Dans Juliette, l’héroïne est forte, ambitieuse, et j’aime le jeu qu’elle mène pour toujours rester la plus infâme, celle qui aura l’idée la plus choquante afin de ne jamais être devancée (mais aussi de rester en vie). Dans Justine, l’héroïne choisit le voie de la vertu et ce malgré tous les obstacles et toutes les propositions qui rendent ce choix éprouvant et dangereux. Seulement, si au début on peut comprendre sa naïveté, on se rend vite compte qu’elle est complètement stupide.

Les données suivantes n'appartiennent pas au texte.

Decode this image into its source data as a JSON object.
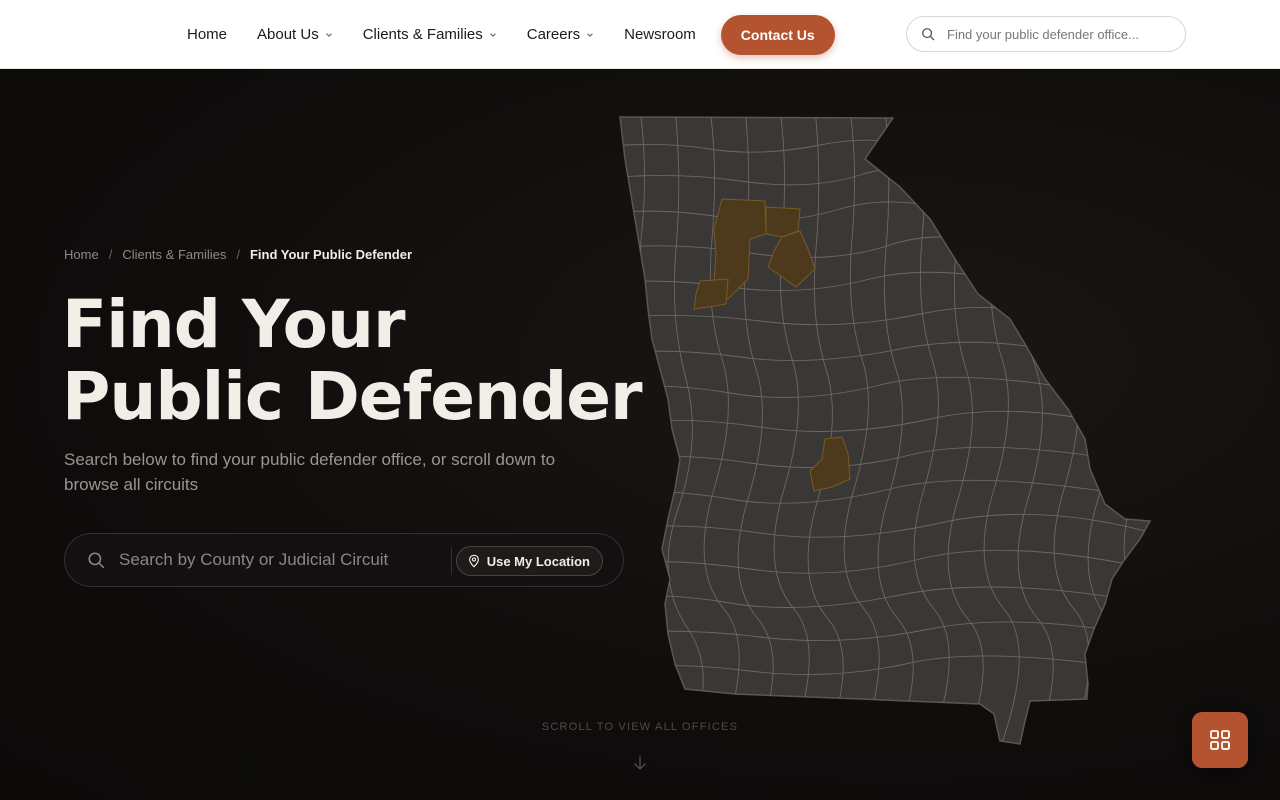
{
  "nav": {
    "items": [
      {
        "label": "Home",
        "has_dropdown": false
      },
      {
        "label": "About Us",
        "has_dropdown": true
      },
      {
        "label": "Clients & Families",
        "has_dropdown": true
      },
      {
        "label": "Careers",
        "has_dropdown": true
      },
      {
        "label": "Newsroom",
        "has_dropdown": false
      }
    ],
    "contact_label": "Contact Us",
    "search_placeholder": "Find your public defender office..."
  },
  "breadcrumb": {
    "items": [
      "Home",
      "Clients & Families"
    ],
    "current": "Find Your Public Defender"
  },
  "hero": {
    "title_line1": "Find Your",
    "title_line2": "Public Defender",
    "subtitle": "Search below to find your public defender office, or scroll down to browse all circuits",
    "search_placeholder": "Search by County or Judicial Circuit",
    "location_button": "Use My Location",
    "scroll_hint": "SCROLL TO VIEW ALL OFFICES"
  },
  "map": {
    "name": "georgia-county-map",
    "base_color": "#3a3836",
    "border_color": "#6c6864",
    "highlight_color": "#4d3a1c",
    "highlight_border": "#7a5a26"
  },
  "icons": {
    "header_search": "search-icon",
    "hero_search": "search-icon",
    "location": "map-pin-icon",
    "scroll": "arrow-down-icon",
    "fab": "grid-icon"
  },
  "colors": {
    "accent": "#b4532f",
    "background": "#0f0d0c",
    "text": "#f2ede6"
  }
}
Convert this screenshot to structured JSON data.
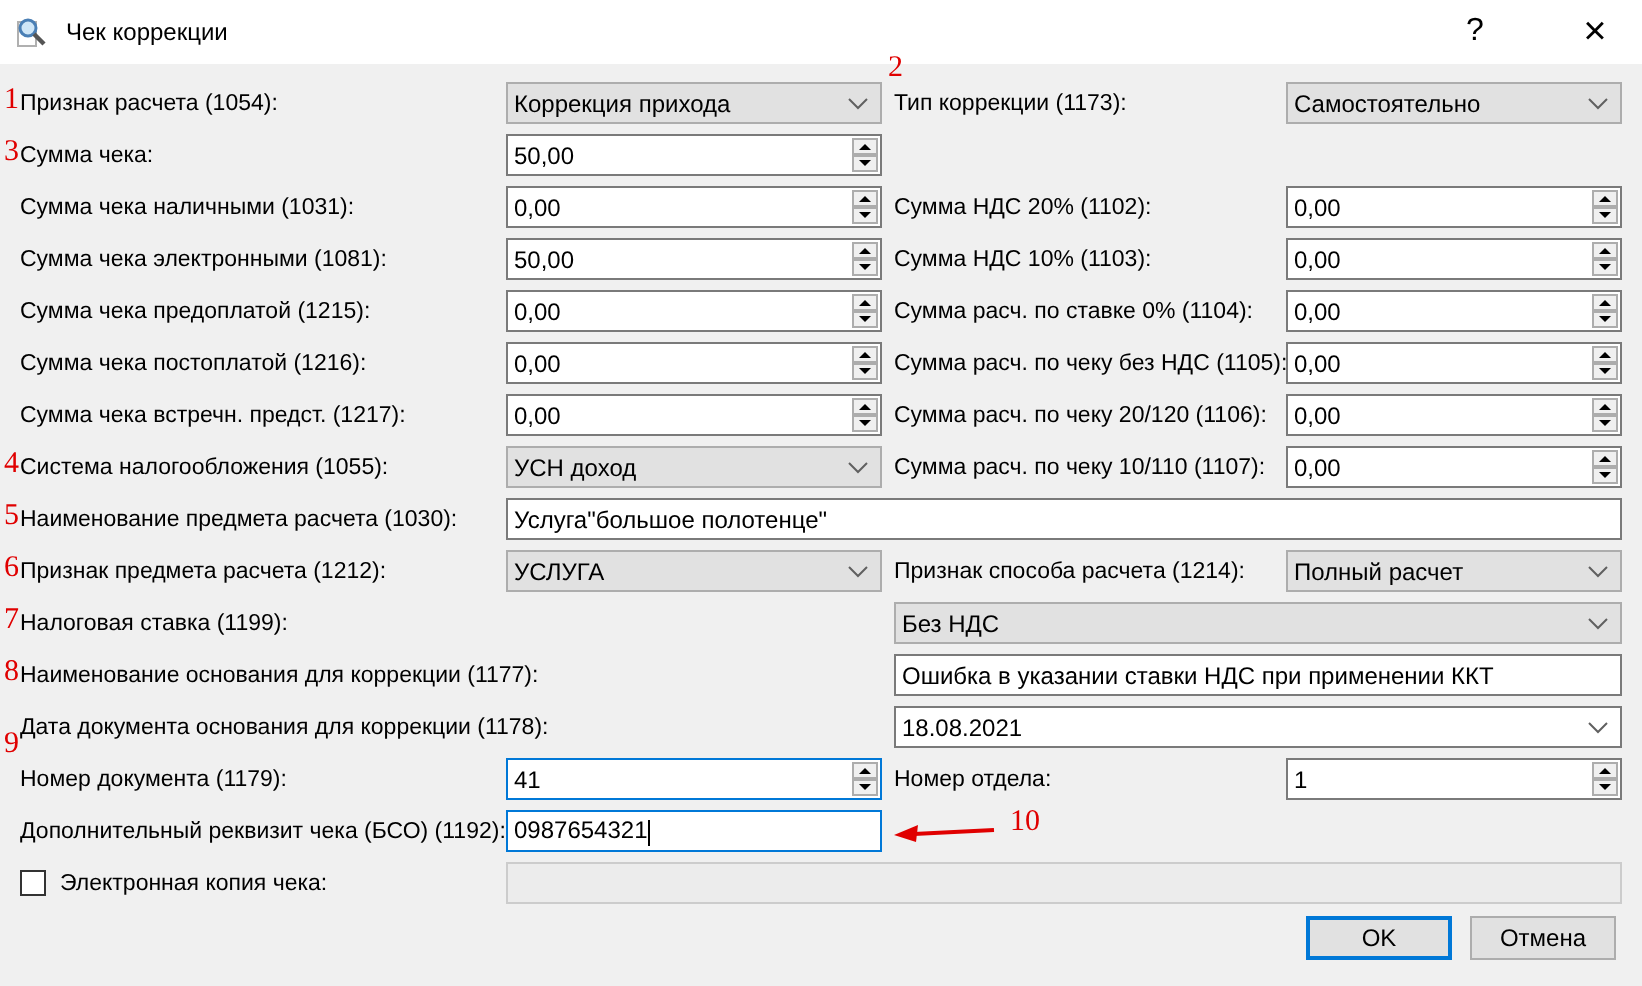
{
  "window": {
    "title": "Чек коррекции",
    "help": "?",
    "close": "×"
  },
  "rows": [
    {
      "kind": "pair",
      "left": {
        "marker": "1",
        "label": "Признак расчета (1054):",
        "control": {
          "kind": "combo",
          "value": "Коррекция прихода"
        }
      },
      "right": {
        "marker": "2",
        "marker_above": true,
        "label": "Тип коррекции (1173):",
        "control": {
          "kind": "combo",
          "value": "Самостоятельно"
        }
      }
    },
    {
      "kind": "pair",
      "left": {
        "marker": "3",
        "label": "Сумма чека:",
        "control": {
          "kind": "spin",
          "value": "50,00"
        }
      }
    },
    {
      "kind": "pair",
      "left": {
        "label": "Сумма чека наличными (1031):",
        "control": {
          "kind": "spin",
          "value": "0,00"
        }
      },
      "right": {
        "label": "Сумма НДС 20% (1102):",
        "control": {
          "kind": "spin",
          "value": "0,00"
        }
      }
    },
    {
      "kind": "pair",
      "left": {
        "label": "Сумма чека электронными (1081):",
        "control": {
          "kind": "spin",
          "value": "50,00"
        }
      },
      "right": {
        "label": "Сумма НДС 10% (1103):",
        "control": {
          "kind": "spin",
          "value": "0,00"
        }
      }
    },
    {
      "kind": "pair",
      "left": {
        "label": "Сумма чека предоплатой (1215):",
        "control": {
          "kind": "spin",
          "value": "0,00"
        }
      },
      "right": {
        "label": "Сумма расч. по ставке 0% (1104):",
        "control": {
          "kind": "spin",
          "value": "0,00"
        }
      }
    },
    {
      "kind": "pair",
      "left": {
        "label": "Сумма чека постоплатой (1216):",
        "control": {
          "kind": "spin",
          "value": "0,00"
        }
      },
      "right": {
        "label": "Сумма расч. по чеку без НДС (1105):",
        "control": {
          "kind": "spin",
          "value": "0,00"
        }
      }
    },
    {
      "kind": "pair",
      "left": {
        "label": "Сумма чека встречн. предст. (1217):",
        "control": {
          "kind": "spin",
          "value": "0,00"
        }
      },
      "right": {
        "label": "Сумма расч. по чеку 20/120 (1106):",
        "control": {
          "kind": "spin",
          "value": "0,00"
        }
      }
    },
    {
      "kind": "pair",
      "left": {
        "marker": "4",
        "label": "Система налогообложения (1055):",
        "control": {
          "kind": "combo",
          "value": "УСН доход"
        }
      },
      "right": {
        "label": "Сумма расч. по чеку 10/110 (1107):",
        "control": {
          "kind": "spin",
          "value": "0,00"
        }
      }
    },
    {
      "kind": "wide",
      "left": {
        "marker": "5",
        "label": "Наименование предмета расчета (1030):",
        "control": {
          "kind": "text",
          "value": "Услуга\"большое полотенце\""
        }
      }
    },
    {
      "kind": "pair",
      "left": {
        "marker": "6",
        "label": "Признак предмета расчета (1212):",
        "control": {
          "kind": "combo",
          "value": "УСЛУГА"
        }
      },
      "right": {
        "label": "Признак способа расчета (1214):",
        "control": {
          "kind": "combo",
          "value": "Полный расчет"
        }
      }
    },
    {
      "kind": "long",
      "left": {
        "marker": "7",
        "label": "Налоговая ставка (1199):",
        "control": {
          "kind": "combo",
          "value": "Без НДС"
        }
      }
    },
    {
      "kind": "long",
      "left": {
        "marker": "8",
        "label": "Наименование основания для коррекции (1177):",
        "control": {
          "kind": "text",
          "value": "Ошибка в указании ставки НДС при применении ККТ"
        }
      }
    },
    {
      "kind": "long",
      "left": {
        "label": "Дата документа основания для коррекции (1178):",
        "control": {
          "kind": "date",
          "value": "18.08.2021"
        }
      }
    },
    {
      "kind": "pair",
      "left": {
        "marker": "9",
        "marker_above": true,
        "label": "Номер документа (1179):",
        "control": {
          "kind": "spin",
          "value": "41",
          "focused": true
        }
      },
      "right": {
        "label": "Номер отдела:",
        "control": {
          "kind": "spin",
          "value": "1"
        }
      }
    },
    {
      "kind": "pair",
      "left": {
        "label": "Дополнительный реквизит чека (БСО) (1192):",
        "control": {
          "kind": "text",
          "value": "0987654321",
          "focused": true
        }
      },
      "annotation": {
        "label": "10"
      }
    },
    {
      "kind": "check",
      "checked": false,
      "left": {
        "label": "Электронная копия чека:",
        "control": {
          "kind": "text",
          "disabled": true
        }
      }
    }
  ],
  "buttons": [
    {
      "label": "OK",
      "focused": true
    },
    {
      "label": "Отмена",
      "focused": false
    }
  ]
}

Le souci, ce n’est pas que Sade fait de Justine une incarnation pleurnicharde de la vertu, mais que Justine semble chaque fois se jeter dans la gueule du loup. Elle est incapable d’apprendre de ses erreurs, et après s’être faite avoir trois ou quatre fois, on ne peut pas croire qu’elle ne soit pas plus méfiante, qu’elle soit toujours aussi surprise de ce qui lui arrive… on finirait presque par se dire qu’elle l’a bien cherché.


Ou plutôt, on se demande à quoi elle pouvait bien s’attendre en appelant à l’aide depuis sa prison celui qui l’a séquestrée et violée pendant des années, en dehors des propositions indécentes et du viol qu’elle récolte... Son expérience aurait dû lui apprendre à ne faire confiance à personne et à s'en référer uniquement à Dieu.


La fadeur du personnage principal oblige, l’intrigue principale se résume à Juliette se jetant encore et encore dans les ennuis, sans que les libertins sur qui elle tombe n’aient à faire le moindre effort pour la duper, ce qui rend forcément le tout répétitif.
Le roman a l’avantage d’être plus accessible aux âmes sensibles que Juliette (et probablement que les autres versions de Justine), mais ça reste très cruel, les détails en moins.
On a bien des discours sur les vertus et la moralité du libertinage qui viennent animer un peu l’histoire, discours auxquelles Justine répond évidement avec la mollesse qui la caractérise.


La fin vient nous confirmer que le projet du roman est bien de faire de Justine un martyr ridicule de la vertu, pour lequel on n'a pas d'empathie et de souligner la stupidité, l'aveuglement de tous ceux qui ne seraient déjà acquis au libertinage. En gros, pour Sade, il y a les libertins d'un côté et les victimes qui l'ont bien cherché de l'autre.
Honnêtement, je ne m’attendais pas à cette fin, parce que j’en avais vu une autre bien plus cruelle et magistrale*, mais sous couvert de justification morale du roman, l’ironie de cette chute le rend appréciable et fait que j'en garde un assez bon souvenir, même si mon avis était plutôt mitigé pendant la lecture.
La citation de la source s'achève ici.